Arthur J. O'Dwyer said:
I feel compelled to reiterate my opinion that
strcpy(s1, NULL)
really has no reasonable meaning.
No, but if the second argument is a variable (that may sometimes
be NULL), it does. The point is, often a char* variable has the
general semantic of "string or NULL" with NULL meaning "no string
YET assigned" or "string was optional" or like that. In such a
case, NULL == "" is not a far stretch, particularly when checking
length or copying.
(And what do you think of this one? UB again?)
strcpy(NULL, NULL)
That's why I said "const char*". You'd need to return NULL on
that one.
Aren't those two goals contradictory?
Imagine they aren't and go from there. (-:
If you want to bullet-proof your library code, then you do need
to check for NULLs and whatnot (thus effectively "troubleshooting"
whatever junk the client code throws at you).
Perhaps that is a side effect, but the check is to *protect* the
lib code from being able to invoke unknowable behavior.
I prefer not to troubleshoot the client's code, either.
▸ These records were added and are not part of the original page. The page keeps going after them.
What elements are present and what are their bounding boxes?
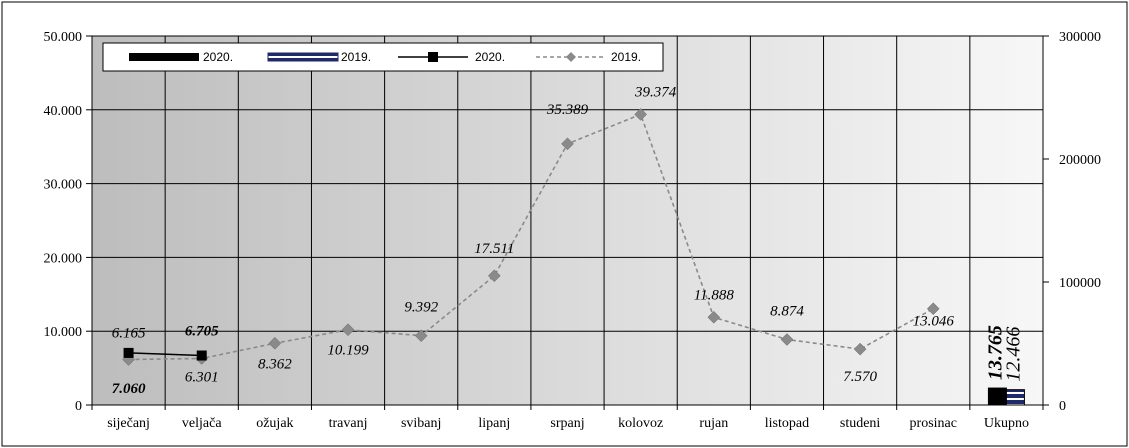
series-2020-point (196, 350, 207, 361)
x-tick-label: svibanj (401, 416, 441, 431)
right-tick-label: 200000 (1059, 153, 1101, 168)
axes: 0 10.000 20.000 30.000 40.000 50.000 siječanj v… (44, 30, 1102, 431)
series-2019-point (634, 108, 648, 121)
x-tick-label: travanj (329, 416, 368, 431)
right-tick-label: 100000 (1059, 276, 1101, 291)
x-tick-label: listopad (765, 416, 809, 431)
x-tick-label: veljača (182, 416, 222, 431)
legend-swatch-bar-2020 (129, 53, 199, 61)
plot-area (91, 35, 1044, 406)
lines (122, 108, 940, 366)
series-2019-label: 7.570 (843, 369, 877, 385)
x-tick-label: kolovoz (618, 416, 663, 431)
series-2019-point (926, 302, 940, 316)
x-tick-label: Ukupno (984, 416, 1029, 431)
legend-swatch-bar-2019 (267, 52, 339, 62)
series-2020-line (128, 352, 202, 357)
series-2019-label: 13.046 (913, 314, 955, 330)
legend-label: 2020. (203, 50, 233, 64)
series-2019-label: 17.511 (474, 241, 514, 257)
series-2019-label: 39.374 (634, 84, 677, 100)
bars (987, 387, 1025, 406)
series-2019-point (414, 329, 428, 343)
series-2019-point (780, 333, 794, 346)
series-2019-label: 6.301 (185, 369, 219, 385)
right-tick-label: 300000 (1059, 30, 1101, 45)
x-tick-label: rujan (699, 416, 728, 431)
bar-data-label: 12.466 (1002, 327, 1024, 382)
x-tick-label: srpanj (550, 416, 584, 431)
legend-label: 2019. (341, 50, 371, 64)
left-tick-label: 30.000 (44, 178, 83, 193)
left-tick-label: 0 (75, 399, 82, 414)
series-2019-point (268, 336, 282, 350)
x-tick-label: studeni (840, 416, 881, 431)
series-2019-point (341, 323, 355, 337)
right-tick-label: 0 (1059, 399, 1066, 414)
bar-ukupno-2019 (1005, 389, 1025, 406)
bar-ukupno-2020 (987, 387, 1007, 406)
series-2019-point (707, 310, 721, 324)
series-2020-point (123, 347, 134, 358)
series-2019-label: 8.362 (258, 356, 292, 372)
series-2019-point (853, 342, 867, 356)
left-tick-label: 20.000 (44, 251, 83, 266)
series-2019-label: 8.874 (770, 304, 804, 320)
legend-marker-2020 (428, 52, 438, 62)
left-tick-label: 10.000 (44, 325, 83, 340)
grid (91, 35, 1044, 406)
series-2019-label: 9.392 (404, 300, 438, 316)
legend-label: 2020. (475, 50, 505, 64)
series-2019-label: 11.888 (694, 287, 735, 303)
x-tick-label: ožujak (256, 416, 293, 431)
x-tick-label: lipanj (478, 416, 510, 431)
legend-marker-2019 (566, 52, 576, 62)
series-2020-label: 6.705 (185, 324, 219, 340)
series-2019-label: 35.389 (546, 102, 589, 118)
left-tick-label: 40.000 (44, 104, 83, 119)
series-2020-label: 7.060 (112, 381, 146, 397)
legend-label: 2019. (611, 50, 641, 64)
series-2019-point (487, 269, 501, 283)
left-tick-label: 50.000 (44, 30, 83, 45)
legend: 2020. 2019. 2020. 2019. (102, 42, 664, 72)
series-2019-label: 6.165 (112, 326, 146, 342)
series-2019-line (128, 113, 934, 361)
x-tick-label: prosinac (910, 416, 957, 431)
series-2019-label: 10.199 (327, 343, 369, 359)
x-tick-label: siječanj (107, 416, 150, 431)
series-2019-point (561, 137, 574, 151)
bar-data-label: 13.765 (984, 325, 1006, 380)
I think
that's the client's job. If he passes NULL to something that
doesn't expect NULL (and he knows it), then he's being foolish
and can troubleshoot his own dang code.
IME (which means both In My Experience and In My Environment), a
crash is *more* likely if you use the NULL than if you pretend it's
an empty string. The behavior of the system may be unexpected
(leading you to go troubleshooting), but (again, IME) that behavior
is preferrable to crashing (much of my code runs on production
lines that must not crash).
If I could be certain there were no bugs in the client code, it
wouldn't be a concern. But since that certainty is impossible,
I *must* (IMO) do what I can to prevent crashes. For me, that
means making a "best effort" with all data passed to me.
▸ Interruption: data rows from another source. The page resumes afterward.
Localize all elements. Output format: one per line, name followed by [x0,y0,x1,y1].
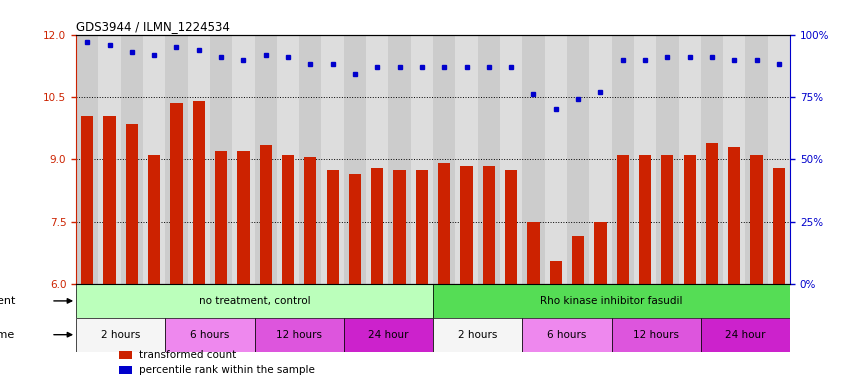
Text: 12 hours: 12 hours [632,330,679,340]
Bar [344,318,433,352]
Bar [455,35,477,284]
Bar [192,101,204,284]
Bar [522,35,544,284]
Bar [749,155,762,284]
Bar [593,222,606,284]
Text: transformed count: transformed count [138,350,235,360]
Bar [433,35,455,284]
Bar [214,151,227,284]
Bar [437,164,450,284]
Bar [588,35,611,284]
Bar [371,167,383,284]
Text: no treatment, control: no treatment, control [198,296,310,306]
Bar [678,35,700,284]
Bar [633,35,656,284]
Text: time: time [0,330,15,340]
Text: 6 hours: 6 hours [547,330,586,340]
Bar [165,35,187,284]
Bar [344,35,365,284]
Bar [119,366,132,374]
Bar [433,318,522,352]
Bar [165,318,254,352]
Bar [611,35,633,284]
Bar [304,157,316,284]
Text: Rho kinase inhibitor fasudil: Rho kinase inhibitor fasudil [539,296,682,306]
Bar [705,143,717,284]
Bar [522,318,611,352]
Bar [254,318,344,352]
Bar [728,147,739,284]
Bar [388,35,410,284]
Text: 2 hours: 2 hours [101,330,140,340]
Bar [415,170,428,284]
Bar [505,170,517,284]
Bar [187,35,209,284]
Bar [98,35,121,284]
Bar [549,261,561,284]
Text: 12 hours: 12 hours [276,330,322,340]
Text: 2 hours: 2 hours [457,330,497,340]
Bar [76,284,433,318]
Bar [616,155,628,284]
Text: GDS3944 / ILMN_1224534: GDS3944 / ILMN_1224534 [76,20,230,33]
Bar [544,35,566,284]
Bar [103,116,116,284]
Bar [237,151,249,284]
Bar [81,116,93,284]
Bar [744,35,767,284]
Bar [326,170,338,284]
Bar [566,35,588,284]
Bar [477,35,500,284]
Bar [393,170,405,284]
Bar [772,167,784,284]
Bar [119,351,132,359]
Bar [277,35,299,284]
Bar [410,35,433,284]
Bar [349,174,360,284]
Bar [170,103,182,284]
Bar [232,35,254,284]
Text: agent: agent [0,296,15,306]
Bar [571,236,583,284]
Bar [365,35,388,284]
Bar [527,222,539,284]
Bar [126,124,138,284]
Text: 24 hour: 24 hour [724,330,765,340]
Text: 6 hours: 6 hours [190,330,230,340]
Bar [638,155,651,284]
Bar [460,166,472,284]
Bar [76,35,98,284]
Bar [611,318,700,352]
Text: percentile rank within the sample: percentile rank within the sample [138,365,314,375]
Bar [500,35,522,284]
Bar [209,35,232,284]
Bar [656,35,678,284]
Bar [321,35,344,284]
Bar [700,318,789,352]
Bar [767,35,789,284]
Bar [259,145,272,284]
Bar [121,35,143,284]
Bar [148,155,160,284]
Text: 24 hour: 24 hour [368,330,408,340]
Bar [254,35,277,284]
Bar [433,284,789,318]
Bar [282,155,294,284]
Bar [700,35,722,284]
Bar [722,35,744,284]
Bar [661,155,673,284]
Bar [482,166,495,284]
Bar [299,35,321,284]
Bar [143,35,165,284]
Bar [683,155,695,284]
Bar [76,318,165,352]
[Probably different meanings for the word "troubleshoot."
I'm using it in the sense of "fix the errors post-facto,"
as distinct from "prevent" ("stop errors from happening")
or "ignore" ("ignore").]
So am I. The opinion expressed when I had this debate previously
was that by using the NULL, you crash and alert the programmer to
the problem (allowing her to troubleshoot it). If I could be
100% certain this would always occur *during* development, then
I'd probably change my view.
Obviously I can't be 100% certain, so I try to make the library
code as crash-resistant as possible.